The price of nickel is relatively low. In real terms – that is the price corrected before inflation – the nickel price is now at an identical level as the price in 2002-2003. That is just before China got a truly dominant role in the nickel market. And since 2003 it went fast. The demand for nickel from China exploded and the price increased significantly. The nickel price reached a peak of nearly USD 45.000/t in 2007, but this level turned out to be untenable. The 2008-2009 crisis caused a collapse and the nickel price lost 50% of its value in less than a year. Now the price is on average USD 9.783/t. Three countries dictate market trends and all three of these countries are in Asia. China is one of them; the other two are the Philippines and Indonesia. Together, these three countries have a share of 34% in the total mining production of iron ore.
In the Philippines
It seemed like the nickel price was going to recover steadily.
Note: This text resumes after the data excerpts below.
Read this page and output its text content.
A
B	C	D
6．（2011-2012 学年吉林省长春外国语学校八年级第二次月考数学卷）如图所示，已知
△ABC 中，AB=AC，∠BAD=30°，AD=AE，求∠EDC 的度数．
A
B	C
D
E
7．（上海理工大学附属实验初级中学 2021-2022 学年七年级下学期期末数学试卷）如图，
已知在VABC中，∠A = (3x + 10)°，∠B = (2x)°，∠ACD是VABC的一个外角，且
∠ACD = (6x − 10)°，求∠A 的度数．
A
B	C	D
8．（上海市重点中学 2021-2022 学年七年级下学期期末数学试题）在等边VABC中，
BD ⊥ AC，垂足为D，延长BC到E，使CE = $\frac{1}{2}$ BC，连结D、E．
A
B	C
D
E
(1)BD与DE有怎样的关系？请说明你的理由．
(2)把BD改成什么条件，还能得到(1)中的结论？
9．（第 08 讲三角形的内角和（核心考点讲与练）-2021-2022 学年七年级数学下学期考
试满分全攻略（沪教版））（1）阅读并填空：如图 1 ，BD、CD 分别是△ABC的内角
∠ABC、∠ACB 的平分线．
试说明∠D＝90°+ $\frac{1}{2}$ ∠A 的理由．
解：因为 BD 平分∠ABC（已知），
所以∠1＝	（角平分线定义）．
By the end of 2016, a Philippine minister had commissioned to close half of the number of open-pit mines in the country to comply with environmental directives. Since the Philippines have a share of 22% in global nickel ore production, the measure caused a price acceleration. Such a reduction in the supply of ore causes a lot of scarcity. However, the optimism was short-lived.
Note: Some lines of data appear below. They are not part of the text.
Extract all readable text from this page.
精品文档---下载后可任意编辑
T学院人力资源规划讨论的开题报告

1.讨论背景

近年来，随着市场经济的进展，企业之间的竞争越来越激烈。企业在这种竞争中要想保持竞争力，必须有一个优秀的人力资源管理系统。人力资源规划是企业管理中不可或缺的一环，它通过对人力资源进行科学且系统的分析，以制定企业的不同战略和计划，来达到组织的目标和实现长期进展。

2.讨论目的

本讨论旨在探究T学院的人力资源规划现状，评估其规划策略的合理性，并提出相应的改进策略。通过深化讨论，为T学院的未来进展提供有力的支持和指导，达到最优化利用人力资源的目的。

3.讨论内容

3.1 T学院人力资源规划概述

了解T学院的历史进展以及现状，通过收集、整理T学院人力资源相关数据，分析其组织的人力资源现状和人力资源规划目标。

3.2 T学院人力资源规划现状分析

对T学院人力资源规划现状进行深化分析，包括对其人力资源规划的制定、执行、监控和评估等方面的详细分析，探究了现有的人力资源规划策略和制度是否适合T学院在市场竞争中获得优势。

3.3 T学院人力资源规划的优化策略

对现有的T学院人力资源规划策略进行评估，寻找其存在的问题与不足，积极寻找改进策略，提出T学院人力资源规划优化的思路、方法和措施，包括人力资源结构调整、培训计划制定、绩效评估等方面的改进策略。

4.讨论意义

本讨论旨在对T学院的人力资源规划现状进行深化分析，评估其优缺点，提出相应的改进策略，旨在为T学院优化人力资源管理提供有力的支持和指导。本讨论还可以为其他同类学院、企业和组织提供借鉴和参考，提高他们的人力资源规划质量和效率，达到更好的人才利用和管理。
Already in 2014, the government in Indonesia had tied down the export of raw nickel ore to stimulate the economy. No nickel ore could leave the county and since it has a share of 7% in the global nickel ore production, it had a significant impact on the global supply and demand balance and thus on the price. But in the beginning of 2017 the export restriction was unexpectedly eliminated, resulting in an oversupply of nickel ore on the global market. The price collapsed. Meanwhile (May 2017) in the Philippines, the Minister of environment, who gave the order to close the mines, was replaced. Her replacement appears much less strict. The expectation is that there will not be more closures of mines, and perhaps the earlier closures will be cancelled. In short, the supply can increase again and this perspective pushes the sentiment in the nickel market.
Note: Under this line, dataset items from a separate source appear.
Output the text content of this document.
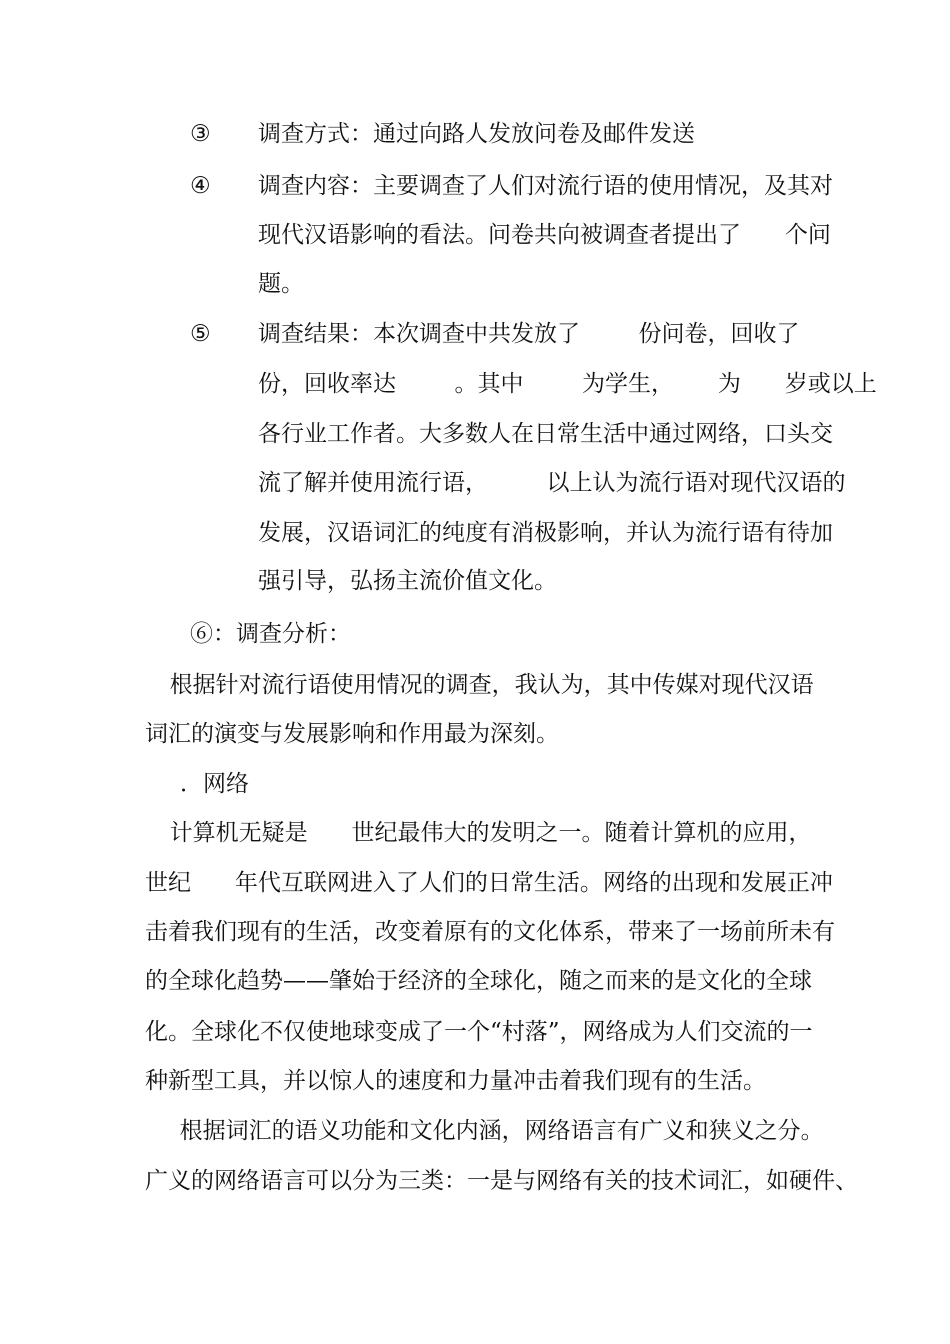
③ 调查方式：通过向路人发放问卷及邮件发送
④ 调查内容：主要调查了人们对流行语的使用情况，及其对
现代汉语影响的看法。问卷共向被调查者提出了      个问
题。
⑤ 调查结果：本次调查中共发放了        份问卷，回收了
份，回收率达        。其中        为学生，      为      岁或以上
各行业工作者。大多数人在日常生活中通过网络，口头交
流了解并使用流行语，        以上认为流行语对现代汉语的
发展，汉语词汇的纯度有消极影响，并认为流行语有待加
强引导，弘扬主流价值文化。
⑥：调查分析：
根据针对流行语使用情况的调查，我认为，其中传媒对现代汉语
词汇的演变与发展影响和作用最为深刻。
．网络
计算机无疑是      世纪最伟大的发明之一。随着计算机的应用，
世纪      年代互联网进入了人们的日常生活。网络的出现和发展正冲
击着我们现有的生活，改变着原有的文化体系，带来了一场前所未有
的全球化趋势——肇始于经济的全球化，随之而来的是文化的全球
化。全球化不仅使地球变成了一个“村落”，网络成为人们交流的一
种新型工具，并以惊人的速度和力量冲击着我们现有的生活。
根据词汇的语义功能和文化内涵，网络语言有广义和狭义之分。
广义的网络语言可以分为三类：一是与网络有关的技术词汇，如硬件、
Approximately 65% of the nickel ore is further processed upstream in the stainless steel sector. China is the big user here and the stainless steel is currently weak. The demand stays behind, the stainless steel prices decrease and the sentiment is negative. However, it is positive that stocks at traders and stainless steel plants have sharply decreased, but this only has an inhibitory effect on the price decline. In short, the relatively low price is also a reflection of the low confidence of stakeholders in the nickel market. The movements in nickel prices are now more politically driven, in the longer term the image is something different. The global supply and demand balance up to 2019 indicates a shortage of nickel. There is definitely a price-boosting effect in the coming years.